Web users are not yet
deleting Flash cookies as often as they shed more traditional cookies, but that doesn't mean it's a good idea to use Flash technology to track consumers online. That's according to a new report
commissioned by media audit company BPA Worldwide.
The report, authored by analytics expert Eric Peterson, warns that the use of Flash cookies, also called "local shared objects," to
override consumers' choices could invite new privacy laws. "With the attention given to consumer privacy on the Internet at both individual and governmental levels, we believe that companies making
inappropriate or irresponsible use of the Flash technology are very likely asking for trouble, (and potentially putting the rest of the online industry at risk of additional government regulation),"
writes Peterson, CEO and principal consultant at Web Analytics Demystified.
Several years ago, Peterson shook up the online ad industry with a report that around 40% of Web users deleted their
cookies at least monthly. Before that research was published, many industry observers assumed that relatively few people trashed cookies.

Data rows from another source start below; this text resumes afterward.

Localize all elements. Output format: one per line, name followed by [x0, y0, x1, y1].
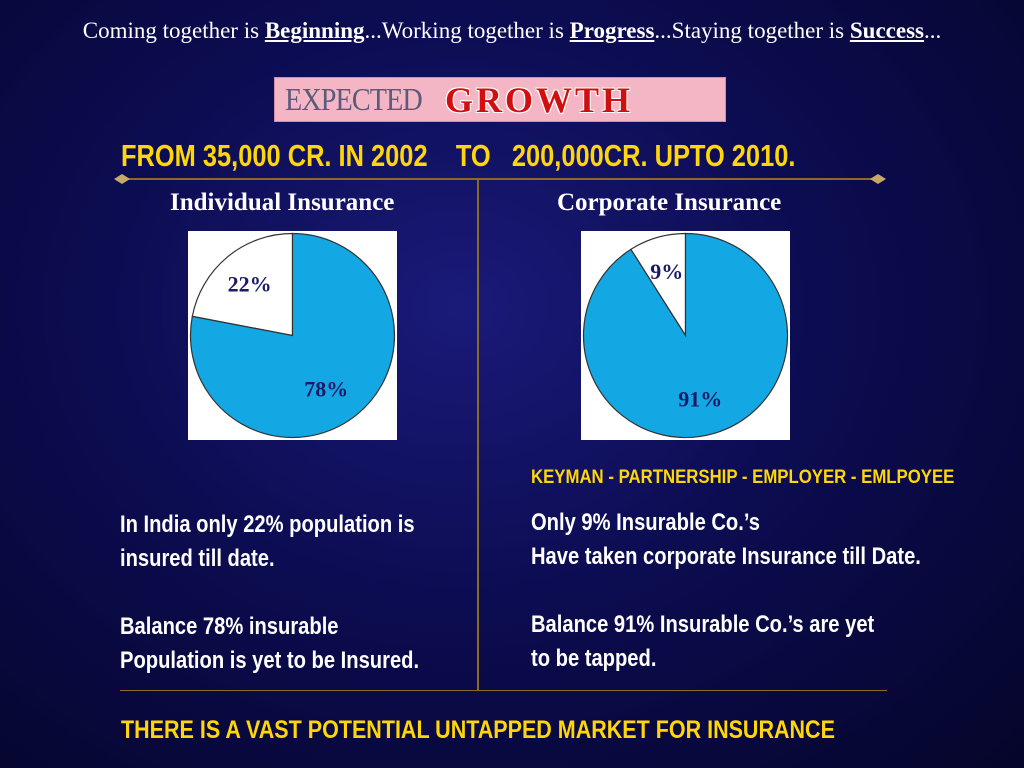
individual-insurance-title: Individual Insurance [170, 189, 395, 216]
column-divider [477, 179, 479, 691]
keyman-partnership-line: KEYMAN - PARTNERSHIP - EMPLOYER - EMLPOY… [531, 466, 955, 488]
corporate-insurance-pie-chart: 9% 91% [581, 231, 790, 440]
individual-text-line-3: Balance 78% insurable [120, 613, 339, 640]
pie-1-label-1: 91% [678, 386, 722, 411]
headline-divider-arrow [114, 174, 886, 184]
tagline-part-4: ... [924, 18, 942, 43]
tagline-word-progress: Progress [569, 18, 655, 43]
individual-text-line-4: Population is yet to be Insured. [120, 647, 420, 674]
individual-insurance-description: In India only 22% population is insured … [120, 508, 419, 678]
tagline-part-1: Coming together is [82, 18, 265, 43]
pie-0-label-1: 78% [304, 376, 348, 401]
corporate-insurance-title: Corporate Insurance [557, 189, 782, 216]
individual-pie-svg: 22% 78% [189, 232, 396, 439]
pie-0-slice-0 [191, 232, 294, 337]
banner-growth-text: GROWTH [445, 79, 634, 120]
pie-1-slice-1 [582, 232, 789, 439]
bottom-market-message: THERE IS A VAST POTENTIAL UNTAPPED MARKE… [121, 716, 835, 744]
tagline-word-beginning: Beginning [264, 18, 365, 43]
divider-right-diamond [870, 174, 886, 184]
banner-expected-text: EXPECTED [285, 81, 423, 117]
tagline-part-3: ...Staying together is [654, 18, 850, 43]
tagline-part-2: ...Working together is [364, 18, 570, 43]
individual-text-line-1: In India only 22% population is [120, 511, 415, 538]
pie-0-label-0: 22% [228, 272, 272, 297]
corporate-pie-svg: 9% 91% [582, 232, 789, 439]
growth-headline: FROM 35,000 CR. IN 2002 TO 200,000CR. UP… [121, 138, 796, 173]
corporate-text-line-1: Only 9% Insurable Co.’s [531, 509, 760, 536]
individual-text-line-2: insured till date. [120, 545, 275, 572]
corporate-text-line-2: Have taken corporate Insurance till Date… [531, 543, 921, 570]
corporate-text-line-4: to be tapped. [531, 645, 657, 672]
corporate-text-line-3: Balance 91% Insurable Co.’s are yet [531, 611, 875, 638]
bottom-divider [120, 690, 887, 691]
corporate-insurance-description: Only 9% Insurable Co.’s Have taken corpo… [531, 506, 921, 676]
individual-insurance-pie-chart: 22% 78% [188, 231, 397, 440]
expected-growth-banner: EXPECTED GROWTH [274, 77, 726, 122]
tagline: Coming together is Beginning...Working t… [0, 18, 1024, 44]
pie-0-slice-1 [189, 232, 396, 439]
tagline-word-success: Success [849, 18, 925, 43]
pie-1-label-0: 9% [650, 259, 683, 284]
divider-left-diamond [114, 174, 130, 184]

Peterson's study about cookie deletions helped fuel
searches for new tracking technologies that would prove more permanent than traditional cookies. Some companies began hailing Flash cookies -- which were initially developed to store users'
preferences for Flash-based applications like online video players -- as a potential tracking tool.
Flash cookies are not stored in the same place as HTTP cookies, which means that users who
tell their browsers to delete cookies aren't getting rid of Flash cookies. Users can erase Flash cookies through other means, including at Adobe's online controls. But at this point, few people appear
to be aware that Flash cookies even exist.
The use of Flash cookies appears to have grown in recent years. Researchers at UC Berkeley reported last summer that 54 of the top 100 sites set Flash
cookies, while 31 of them stored similar information on Flash cookies as on HTTP cookies. At those sites, even if users delete their HTTP cookies, they can be reconstructed based on information on the
Flash cookies. What's more, Berkeley researchers found that at least one company was using a Flash cookie even when users had opted out of tracking through the Network Advertising Initiative's opt-out
cookie.
Peterson recommends that Web sites that use Flash cookies disclose their existence in privacy policies, make sure consumers can easily opt out of tracking via Flash cookies, and also
refrain from using such cookies to override consumers' preferences.
Jules Polonetsky, director of the think tank Future of Privacy Forum, says he supports Peterson's recommendations, but would
go one step further. He says that companies also should refrain from using Flash cookies for tracking, given that most consumers don't know about the technology. "To use a mechanism that most users
are unaware of to track them is extremely poor privacy behavior," Polonetsky says.
Erica Newland, a policy analyst at the watchdog group Center for Democracy & Technology, agrees. "Right now
the use of local shared objects do not align well with consumer expectations," she says. "No matter how they're implemented, we think these pose additional privacy concerns."